Immune Cell Infiltration
We next explored the composition of immune cells in SSc-ILD and HC samples (Fig. 3A). The proportions of resting NK cells (p < 0.001), activated dendritic cells (p = 0.012), and eosinophils (p = 0.001) in SSc-ILD were significantly lower than normal, while the proportions of plasma cells (p < 0.001), M2 macrophages (p < 0.001), and resting mast cells (p < 0.001) in SSc-ILD were significantly higher (Fig. 3A). Subsequently, the correlation of 22 types of immune cells was calculated (Fig. 3B). M2 macrophages were significantly negatively correlated with activated mast cells (r = − 0.48), CD4 naïve T cells (r = − 0.37), activated dendritic cells (r = − 0.46), resting NK cells (r = − 0.37), eosinophils (r = − 0.22), memory B cells (r = − 0.32), gamma delta T cells (r = 0.22), and M1 macrophages (r = 0.17), and the resting mast cells were negatively correlated with activated mast cells (r = − 0.69), eosinophils (r = − 0.47), monocytes (r = − 0.63), resting NK cells (r = − 0.49), activated dendritic cells (r = − 0.43), neutrophils (r = − 0.38), and plasma cells (r = 0.49). Plasma cells were negatively correlated with activated mast cells (r = − 0.53), eosinophils (r = − 0.57), resting NK cells (r = − 0.43), activated dendritic cells (r = − 0.31), activated CD4 memory T cells (r = − 0.31), neutrophils (r = − 0.44), M0 macrophages (r = − 0.28), and M1 macrophages (r = − 0.4), while they were positively correlated with regulatory T cells (r = 0.4).

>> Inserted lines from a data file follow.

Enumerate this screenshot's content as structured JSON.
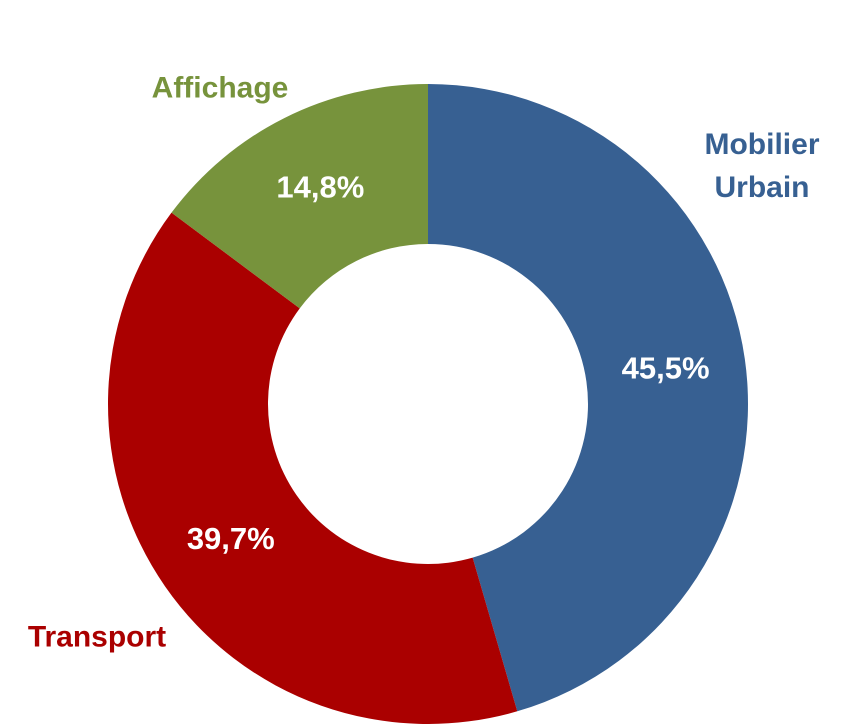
{
  "chart_data": {
    "type": "donut",
    "categories": [
      "Mobilier Urbain",
      "Transport",
      "Affichage"
    ],
    "values": [
      45.5,
      39.7,
      14.8
    ],
    "value_labels": [
      "45,5%",
      "39,7%",
      "14,8%"
    ],
    "colors": [
      "#376092",
      "#aa0000",
      "#77933c"
    ]
  }
}
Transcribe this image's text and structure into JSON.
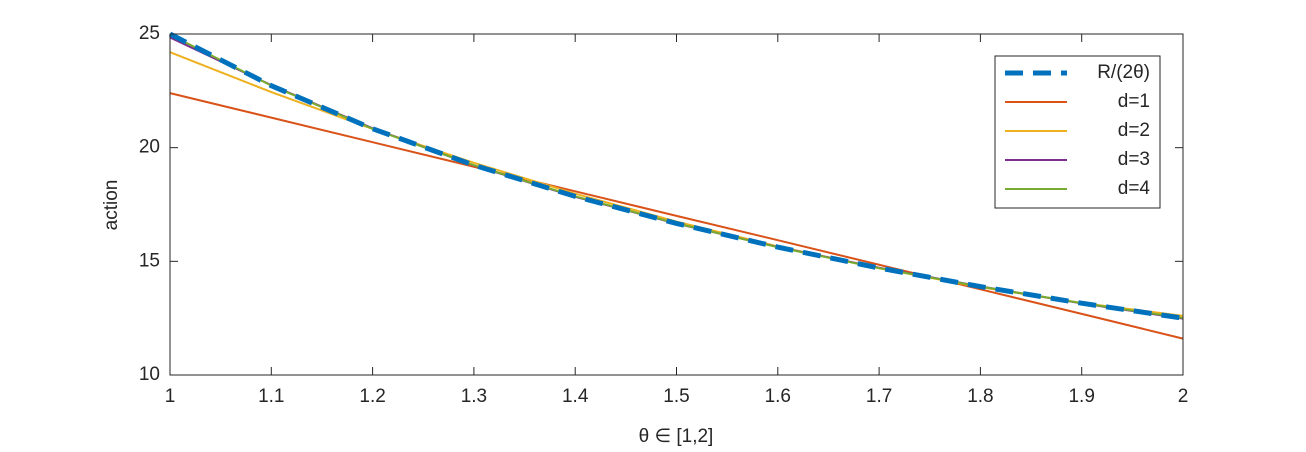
{
  "chart_data": {
    "type": "line",
    "x_label": "θ ∈ [1,2]",
    "y_label": "action",
    "x": [
      1,
      1.1,
      1.2,
      1.3,
      1.4,
      1.5,
      1.6,
      1.7,
      1.8,
      1.9,
      2
    ],
    "series": [
      {
        "name": "R/(2θ)",
        "color": "#0072BD",
        "dashed": true,
        "values": [
          25,
          22.727,
          20.833,
          19.231,
          17.857,
          16.667,
          15.625,
          14.706,
          13.889,
          13.158,
          12.5
        ]
      },
      {
        "name": "d=1",
        "color": "#D95319",
        "values": [
          22.4,
          21.32,
          20.24,
          19.16,
          18.08,
          17.0,
          15.93,
          14.85,
          13.77,
          12.69,
          11.6
        ]
      },
      {
        "name": "d=2",
        "color": "#EDB120",
        "values": [
          24.2,
          22.446,
          20.824,
          19.334,
          17.976,
          16.75,
          15.656,
          14.694,
          13.864,
          13.166,
          12.6
        ]
      },
      {
        "name": "d=3",
        "color": "#7E2F8E",
        "values": [
          24.85,
          22.75,
          20.85,
          19.22,
          17.84,
          16.66,
          15.63,
          14.72,
          13.9,
          13.15,
          12.48
        ]
      },
      {
        "name": "d=4",
        "color": "#77AC30",
        "values": [
          24.97,
          22.73,
          20.83,
          19.23,
          17.86,
          16.67,
          15.62,
          14.7,
          13.89,
          13.16,
          12.51
        ]
      }
    ],
    "xlim": [
      1,
      2
    ],
    "xticks": [
      1,
      1.1,
      1.2,
      1.3,
      1.4,
      1.5,
      1.6,
      1.7,
      1.8,
      1.9,
      2
    ],
    "ylim": [
      10,
      25
    ],
    "yticks": [
      10,
      15,
      20,
      25
    ],
    "grid": false,
    "legend": "northeast"
  }
}
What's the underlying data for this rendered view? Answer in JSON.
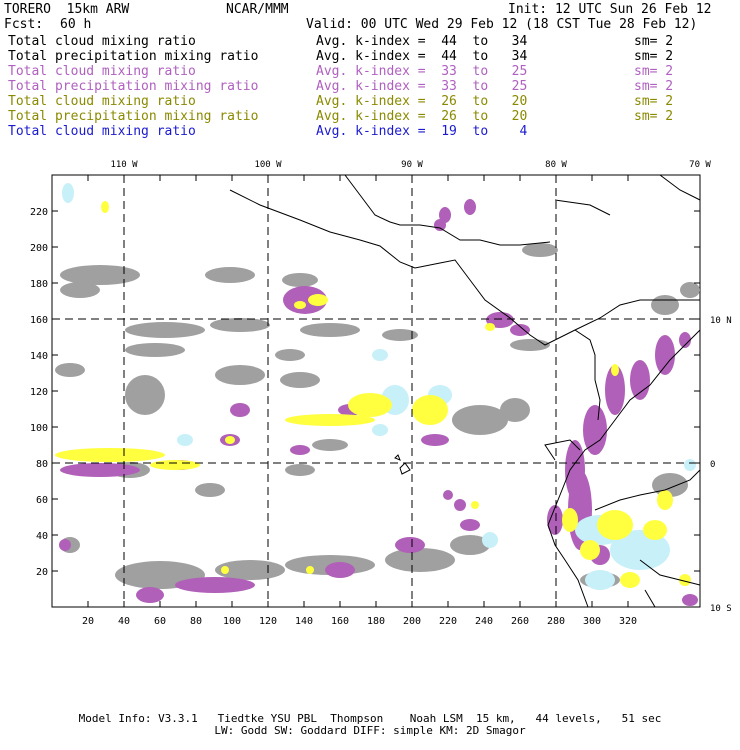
{
  "header": {
    "model": "TORERO  15km ARW",
    "center": "NCAR/MMM",
    "init": "Init: 12 UTC Sun 26 Feb 12",
    "fcst_label": "Fcst:",
    "fcst_value": "60 h",
    "valid": "Valid: 00 UTC Wed 29 Feb 12 (18 CST Tue 28 Feb 12)"
  },
  "legend": [
    {
      "name": "Total cloud mixing ratio",
      "kindex": "Avg. k-index =  44  to   34",
      "sm": "sm= 2",
      "color": "#000000"
    },
    {
      "name": "Total precipitation mixing ratio",
      "kindex": "Avg. k-index =  44  to   34",
      "sm": "sm= 2",
      "color": "#000000"
    },
    {
      "name": "Total cloud mixing ratio",
      "kindex": "Avg. k-index =  33  to   25",
      "sm": "sm= 2",
      "color": "#b060c0"
    },
    {
      "name": "Total precipitation mixing ratio",
      "kindex": "Avg. k-index =  33  to   25",
      "sm": "sm= 2",
      "color": "#b060c0"
    },
    {
      "name": "Total cloud mixing ratio",
      "kindex": "Avg. k-index =  26  to   20",
      "sm": "sm= 2",
      "color": "#8a8a00"
    },
    {
      "name": "Total precipitation mixing ratio",
      "kindex": "Avg. k-index =  26  to   20",
      "sm": "sm= 2",
      "color": "#8a8a00"
    },
    {
      "name": "Total cloud mixing ratio",
      "kindex": "Avg. k-index =  19  to    4",
      "sm": "",
      "color": "#1a1ad0"
    }
  ],
  "map": {
    "top_lon_labels": [
      "110 W",
      "100 W",
      "90 W",
      "80 W",
      "70 W"
    ],
    "right_lat_labels": [
      "10 N",
      "0",
      "10 S"
    ],
    "y_ticks": [
      "20",
      "40",
      "60",
      "80",
      "100",
      "120",
      "140",
      "160",
      "180",
      "200",
      "220"
    ],
    "x_ticks": [
      "20",
      "40",
      "60",
      "80",
      "100",
      "120",
      "140",
      "160",
      "180",
      "200",
      "220",
      "240",
      "260",
      "280",
      "300",
      "320"
    ],
    "colors": {
      "gray": "#a0a0a0",
      "purple": "#b060b8",
      "yellow": "#ffff40",
      "cyan": "#c8f0f8",
      "coast": "#000000"
    }
  },
  "footer": {
    "line1": "Model Info: V3.3.1   Tiedtke YSU PBL  Thompson    Noah LSM  15 km,   44 levels,   51 sec",
    "line2": "LW: Godd SW: Goddard DIFF: simple KM: 2D Smagor"
  }
}
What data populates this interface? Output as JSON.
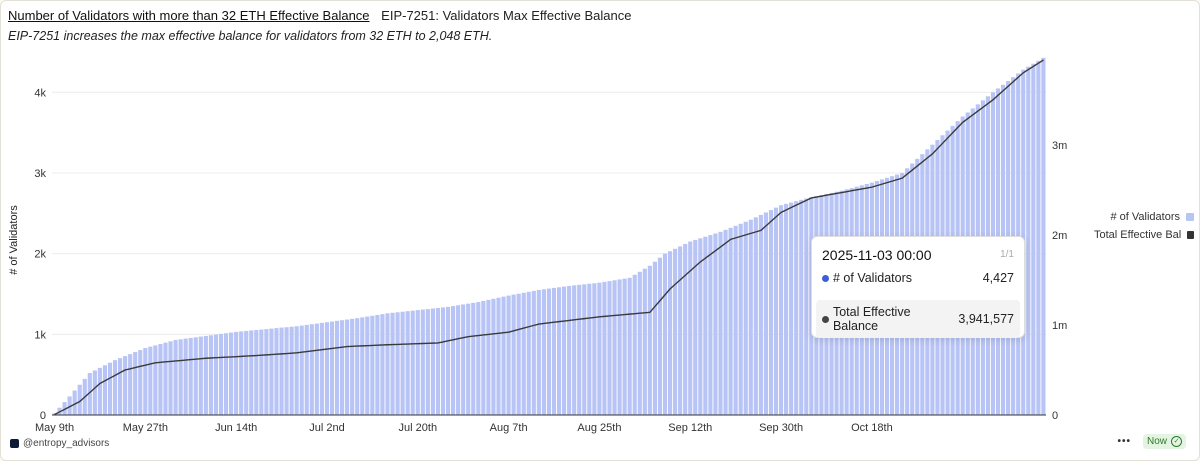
{
  "header": {
    "title": "Number of Validators with more than 32 ETH Effective Balance",
    "subtitle": "EIP-7251: Validators Max Effective Balance",
    "description": "EIP-7251 increases the max effective balance for validators from 32 ETH to 2,048 ETH."
  },
  "chart_data": {
    "type": "bar",
    "x_tick_labels": [
      "May 9th",
      "May 27th",
      "Jun 14th",
      "Jul 2nd",
      "Jul 20th",
      "Aug 7th",
      "Aug 25th",
      "Sep 12th",
      "Sep 30th",
      "Oct 18th"
    ],
    "y_left": {
      "label": "# of Validators",
      "ticks": [
        "0",
        "1k",
        "2k",
        "3k",
        "4k"
      ],
      "range": [
        0,
        4400
      ]
    },
    "y_right": {
      "label": "",
      "ticks": [
        "0",
        "1m",
        "2m",
        "3m"
      ],
      "range": [
        0,
        3941577
      ]
    },
    "series": [
      {
        "name": "# of Validators",
        "kind": "bar",
        "axis": "left",
        "color": "#b8c4f5",
        "anchors": [
          [
            0,
            20
          ],
          [
            3,
            230
          ],
          [
            7,
            520
          ],
          [
            12,
            680
          ],
          [
            18,
            830
          ],
          [
            24,
            930
          ],
          [
            30,
            980
          ],
          [
            36,
            1030
          ],
          [
            48,
            1100
          ],
          [
            54,
            1150
          ],
          [
            60,
            1200
          ],
          [
            66,
            1260
          ],
          [
            72,
            1300
          ],
          [
            78,
            1340
          ],
          [
            84,
            1400
          ],
          [
            90,
            1480
          ],
          [
            96,
            1550
          ],
          [
            102,
            1600
          ],
          [
            108,
            1640
          ],
          [
            114,
            1700
          ],
          [
            118,
            1850
          ],
          [
            121,
            2000
          ],
          [
            126,
            2150
          ],
          [
            132,
            2270
          ],
          [
            138,
            2420
          ],
          [
            144,
            2600
          ],
          [
            150,
            2700
          ],
          [
            156,
            2780
          ],
          [
            162,
            2880
          ],
          [
            168,
            3000
          ],
          [
            174,
            3350
          ],
          [
            180,
            3700
          ],
          [
            186,
            4000
          ],
          [
            192,
            4280
          ],
          [
            196,
            4427
          ]
        ]
      },
      {
        "name": "Total Effective Balance",
        "kind": "line",
        "axis": "right",
        "color": "#3a3a3a",
        "anchors": [
          [
            0,
            5000
          ],
          [
            5,
            150000
          ],
          [
            9,
            350000
          ],
          [
            14,
            500000
          ],
          [
            20,
            580000
          ],
          [
            26,
            610000
          ],
          [
            30,
            630000
          ],
          [
            40,
            660000
          ],
          [
            48,
            690000
          ],
          [
            58,
            760000
          ],
          [
            66,
            780000
          ],
          [
            76,
            800000
          ],
          [
            82,
            870000
          ],
          [
            90,
            920000
          ],
          [
            96,
            1010000
          ],
          [
            102,
            1050000
          ],
          [
            108,
            1090000
          ],
          [
            112,
            1110000
          ],
          [
            118,
            1140000
          ],
          [
            122,
            1400000
          ],
          [
            128,
            1700000
          ],
          [
            134,
            1950000
          ],
          [
            140,
            2050000
          ],
          [
            144,
            2250000
          ],
          [
            150,
            2410000
          ],
          [
            156,
            2470000
          ],
          [
            162,
            2530000
          ],
          [
            168,
            2630000
          ],
          [
            174,
            2900000
          ],
          [
            180,
            3250000
          ],
          [
            186,
            3500000
          ],
          [
            192,
            3800000
          ],
          [
            196,
            3941577
          ]
        ]
      }
    ],
    "n_bars": 197
  },
  "legend": {
    "items": [
      {
        "label": "# of Validators",
        "color": "#b8c4f5"
      },
      {
        "label": "Total Effective Bal",
        "color": "#333333"
      }
    ]
  },
  "tooltip": {
    "date": "2025-11-03 00:00",
    "page": "1/1",
    "rows": [
      {
        "label": "# of Validators",
        "value": "4,427",
        "color": "#3a5fd9"
      },
      {
        "label": "Total Effective Balance",
        "value": "3,941,577",
        "color": "#444444"
      }
    ]
  },
  "footer": {
    "handle": "@entropy_advisors",
    "menu": "•••",
    "status": "Now"
  }
}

Activated dendritic cells were significantly positively correlated with activated mast cells (r = 0.56), eosinophils (r = 0.56), resting NK cells (r = 0.78), and neutrophils (r = 0.42). Eosinophils were significantly positively correlated with activated mast cells (r = 0.75), activated dendritic cells (r = 0.56), gamma delta T cells (r = − 0.34), and regulatory T cells (r = 0.4).
Correlation Analyses Between The Two Candidate Genes And Infiltrating Immune Cells
As shown in Fig. 4A, CDH3 was positively correlated with plasma cells (r = 0.43, p = 0.007), M0 macrophages (r = 0.40, p = 0.01), and resting mast cells (r = 0.32, p = 0.049), and negatively correlated with M1 macrophages (r = − 0.35, p = 0.03), resting NK cells (r = − 0.40, p = 0.01), activated mast cells (r = − 0.60, p < 0.001), eosinophils (r = − 0.60, p < 0.001), and monocytes (r = − 0.60, p < 0.001).
As shown in Fig. 4B, TNFAIP3 was positively correlated with activated mast cells (r = 0.56, p < 0.001), resting NK cells (r = 0.36, p = 0.03), eosinophils (r = 0.34, p < 0.032), monocytes (r = 0.34, p = 0.34), and activated dendritic cells (r = 0.34, p = 0.039), and negatively correlated with macrophages 2 (r = 0.58, p < 0.001) and resting mast cells(r = − 0.72, p < 0.001).